Para evitar repetir o erro de 2025, o elenco chegou a Quito dois dias antes da partida e realizou, na segunda‑feira, um treino leve focado na adaptação ao ar rarefeito. O objetivo, segundo o volante Bruno Fuchs, foi “ambientar o elenco aos movimentos da bola, que ganha mais velocidade no ar rarefeito, além das reações do próprio corpo, já que a falta de oxigênio aumenta o cansaço”. Essa preparação visa minimizar a fadiga e melhorar a precisão nos passes, aspectos críticos quando a pressão física costuma comprometer a qualidade técnica.

Taticamente, Abel Ferreira optou por um esquema mais cauteloso, priorizando a posse de bola e a circulação entre os jogadores experientes que já enfrentaram a altitude em 2021 contra o Independiente del Valle. A estratégia evita corridas excessivas que, em condições de baixa pressão de oxigênio, podem gerar perda de ritmo e vulnerabilidade defensiva. O técnico ainda reforçou que a equipe deve ser “inteligente” ao explorar a vantagem de um gol, mantendo a compactação defensiva e aguardando oportunidades de contra‑ataque.

A decisão de manter a pressão no primeiro tempo, porém sem sobrecarregar o físico, reflete a lição aprendida com o revés passado.

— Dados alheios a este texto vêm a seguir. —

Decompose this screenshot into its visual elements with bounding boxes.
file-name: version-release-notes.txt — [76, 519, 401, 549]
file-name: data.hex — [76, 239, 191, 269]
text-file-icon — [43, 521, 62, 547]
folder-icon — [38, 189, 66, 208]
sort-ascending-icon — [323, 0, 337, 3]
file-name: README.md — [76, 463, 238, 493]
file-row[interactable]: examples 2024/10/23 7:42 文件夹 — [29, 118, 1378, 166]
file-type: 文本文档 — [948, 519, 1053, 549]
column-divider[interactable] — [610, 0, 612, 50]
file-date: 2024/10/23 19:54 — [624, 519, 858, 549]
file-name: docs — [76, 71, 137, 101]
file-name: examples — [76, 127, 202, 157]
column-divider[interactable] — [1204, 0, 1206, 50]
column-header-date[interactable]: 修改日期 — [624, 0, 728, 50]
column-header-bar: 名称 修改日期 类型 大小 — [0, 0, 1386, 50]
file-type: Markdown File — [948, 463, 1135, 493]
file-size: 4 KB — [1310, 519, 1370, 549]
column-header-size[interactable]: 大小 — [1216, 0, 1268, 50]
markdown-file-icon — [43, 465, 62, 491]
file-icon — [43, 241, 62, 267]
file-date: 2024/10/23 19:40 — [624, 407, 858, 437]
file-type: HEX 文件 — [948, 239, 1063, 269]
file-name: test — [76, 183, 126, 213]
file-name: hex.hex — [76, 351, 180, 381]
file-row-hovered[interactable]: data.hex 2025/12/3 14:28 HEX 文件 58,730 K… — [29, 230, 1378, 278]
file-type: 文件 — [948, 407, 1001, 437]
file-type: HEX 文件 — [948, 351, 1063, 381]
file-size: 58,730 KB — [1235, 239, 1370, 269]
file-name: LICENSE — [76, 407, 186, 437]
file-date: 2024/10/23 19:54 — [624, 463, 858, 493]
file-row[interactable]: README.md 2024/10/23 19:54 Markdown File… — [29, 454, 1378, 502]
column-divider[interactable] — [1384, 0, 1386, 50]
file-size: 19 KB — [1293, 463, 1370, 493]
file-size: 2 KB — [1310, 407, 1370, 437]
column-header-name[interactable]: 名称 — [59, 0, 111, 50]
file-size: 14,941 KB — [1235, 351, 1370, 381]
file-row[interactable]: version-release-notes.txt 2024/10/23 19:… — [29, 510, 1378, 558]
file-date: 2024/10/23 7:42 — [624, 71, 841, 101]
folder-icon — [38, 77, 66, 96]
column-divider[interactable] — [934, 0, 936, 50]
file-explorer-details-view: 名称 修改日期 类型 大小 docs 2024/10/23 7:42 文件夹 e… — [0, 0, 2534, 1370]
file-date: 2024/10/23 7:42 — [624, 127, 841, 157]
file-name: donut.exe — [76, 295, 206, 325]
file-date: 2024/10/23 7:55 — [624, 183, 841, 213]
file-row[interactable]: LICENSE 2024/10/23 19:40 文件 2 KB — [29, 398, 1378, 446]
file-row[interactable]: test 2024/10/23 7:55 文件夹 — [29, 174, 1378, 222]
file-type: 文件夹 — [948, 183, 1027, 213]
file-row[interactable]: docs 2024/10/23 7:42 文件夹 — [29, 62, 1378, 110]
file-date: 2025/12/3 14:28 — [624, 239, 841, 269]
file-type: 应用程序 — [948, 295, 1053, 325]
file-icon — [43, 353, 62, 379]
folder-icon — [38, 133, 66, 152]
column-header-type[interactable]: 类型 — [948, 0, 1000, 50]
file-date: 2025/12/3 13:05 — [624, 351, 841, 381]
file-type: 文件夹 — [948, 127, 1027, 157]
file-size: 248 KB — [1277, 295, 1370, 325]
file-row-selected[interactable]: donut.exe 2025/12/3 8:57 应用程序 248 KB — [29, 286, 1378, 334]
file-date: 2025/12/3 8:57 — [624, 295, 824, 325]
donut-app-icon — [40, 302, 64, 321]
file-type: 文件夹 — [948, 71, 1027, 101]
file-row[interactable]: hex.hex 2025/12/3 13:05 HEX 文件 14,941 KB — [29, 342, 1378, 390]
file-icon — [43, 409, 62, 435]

Bruno Fuchs admitiu que “entramos muito desligados, tomamos três gols muito rápidos” no último confronto, e que “o primeiro tempo foi realmente muito ruim”. Assim, o Palmeiras pretende iniciar o jogo de forma equilibrada, buscando controlar o ritmo e impedir que a LDU imponha seu estilo agressivo nos primeiros minutos.

Financeiramente, garantir a final da Libertadores representa um salto de receita para o clube, com aumento significativo em direitos de transmissão, premiações da Conmebol e potencial de patrocínios. Além disso, a continuidade na competição reforça a marca Palmeiras no cenário sul‑americano, consolidando a imagem de clube que domina tanto em casa quanto em ambientes adversos.

Com o apito marcado para as 19h (horário de Brasília), o Palmeiras tem a missão de segurar o placar ou, no mínimo, marcar um gol que assegure o empate. Caso consiga, o Verdão avançará para a final, onde ainda não se conhece o adversário, mas a preparação já começa a se projetar para o duelo decisivo. O que os torcedores devem observar são a intensidade dos primeiros 30 minutos, a gestão da fadiga e a capacidade de manter a disciplina tática sob o peso da altitude.